Synergistic Roles of Plant–Microbe Interactions and Soil Aggregate Dynamics in the Phytostabilization of Ion-Adsorption Rare Earth Tailings

Abandoned ion-adsorption rare earth (REE) tailings, defined by low pH, low organic matter, and low fertility (“3L”) conditions, drive severe environmental degradation and demand urgent restoration. This study examined the “plants–microorganisms–soil aggregates” (PMA) system’s role in soil structure and ecological recovery, comparing sluggish natural succession with swift phytostabilization. Field trials assessed reclamation treatments, including organic amendments and mixed commercial grass planting (BAG), against naturally succeeding sites. Under “3L” limits, natural succession faltered, whereas phytostabilization increased total carbon (TC) from 0.175% to 0.474%, total nitrogen (TN) from 0.015% to 0.036%, and total phosphorus (TP) from 0.004% to 0.011% within 16 months (T3), boosting the Soil Quality Index (SQI). Root-associated aggregates (Agg_root) and plant growth-promoting bacteria (PGPB) enhanced stability with biocrusts aiding soil cohesion. By T3, the plot with BAG achieved over 80% vegetation coverage and 27.5% biocrust coverage, outperforming the naturally recovering sites. Phytostabilization reduced extractable REE (EREE) concentrations through pH shifts and microbial immobilization, contrasting with persistent REE mobility in untreated sites. The Soil Quality Index (SQI) and Ecological Environmental Quality Index (EEQI) provided a holistic assessment, with BAG scoring an EEQI of 0.92 on a scale from 0 to 1, indicating excellent ecological conditions and substantially outperforming the gradual improvements observed during natural succession.
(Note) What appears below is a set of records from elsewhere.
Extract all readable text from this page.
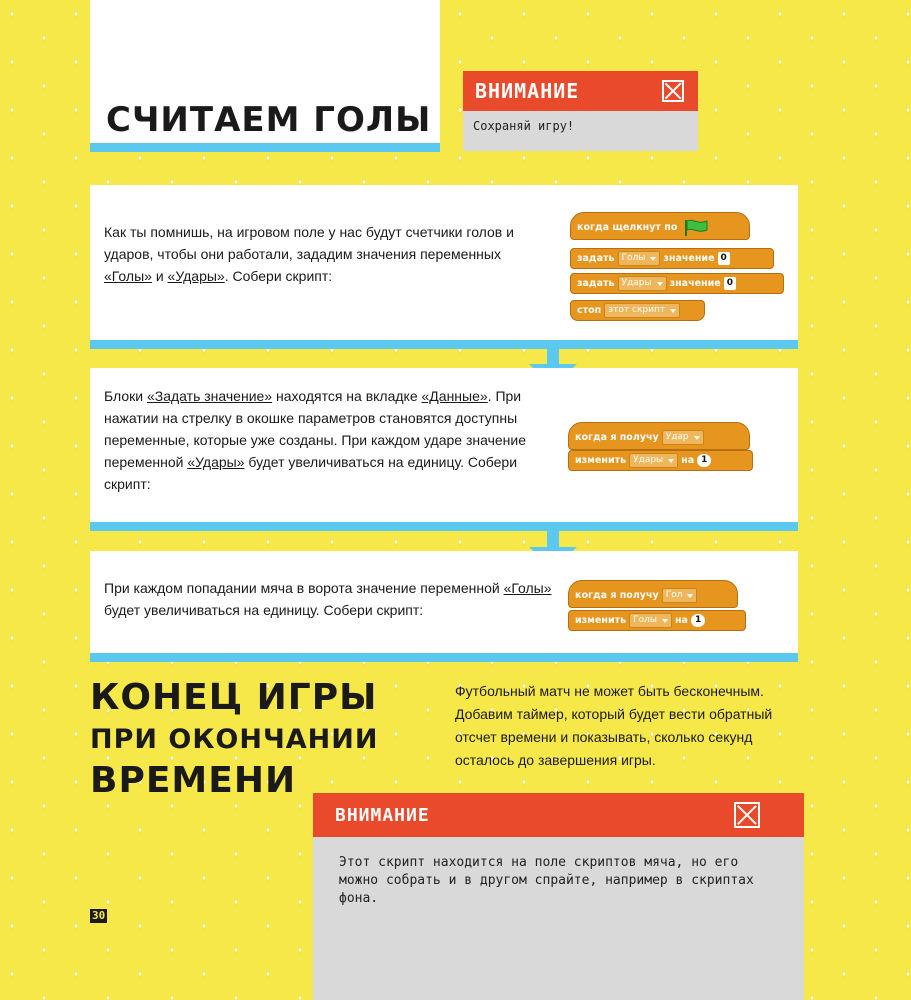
СЧИТАЕМ ГОЛЫ
ВНИМАНИЕ
Сохраняй игру!
Как ты помнишь, на игровом поле у нас будут счетчики голов и ударов, чтобы они работали, зададим значения переменных «Голы» и «Удары». Собери скрипт:
когда щелкнут по
задать Голы значение 0
задать Удары значение 0
стоп этот скрипт
Блоки «Задать значение» находятся на вкладке «Данные». При нажатии на стрелку в окошке параметров становятся доступны переменные, которые уже созданы. При каждом ударе значение переменной «Удары» будет увеличиваться на единицу. Собери скрипт:
когда я получу Удар
изменить Удары на 1
При каждом попадании мяча в ворота значение переменной «Голы» будет увеличиваться на единицу. Собери скрипт:
когда я получу Гол
изменить Голы на 1
КОНЕЦ ИГРЫ
ПРИ ОКОНЧАНИИ
ВРЕМЕНИ
Футбольный матч не может быть бесконечным. Добавим таймер, который будет вести обратный отсчет времени и показывать, сколько секунд осталось до завершения игры.
ВНИМАНИЕ
Этот скрипт находится на поле скриптов мяча, но его можно собрать и в другом спрайте, например в скриптах фона.
30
This contrast reveals the PMA system’s strength in rapidly restoring REE tailings, reducing contamination risks, and rebuilding ecosystem functions. These findings position phytostabilization as a cost-effective and scalable solution for restoring mining─degraded landscapes─with potential transferability to other mining types or ecologically stressed regions, thereby offering critical insights for sustainable rehabilitation under harsh environmental conditions.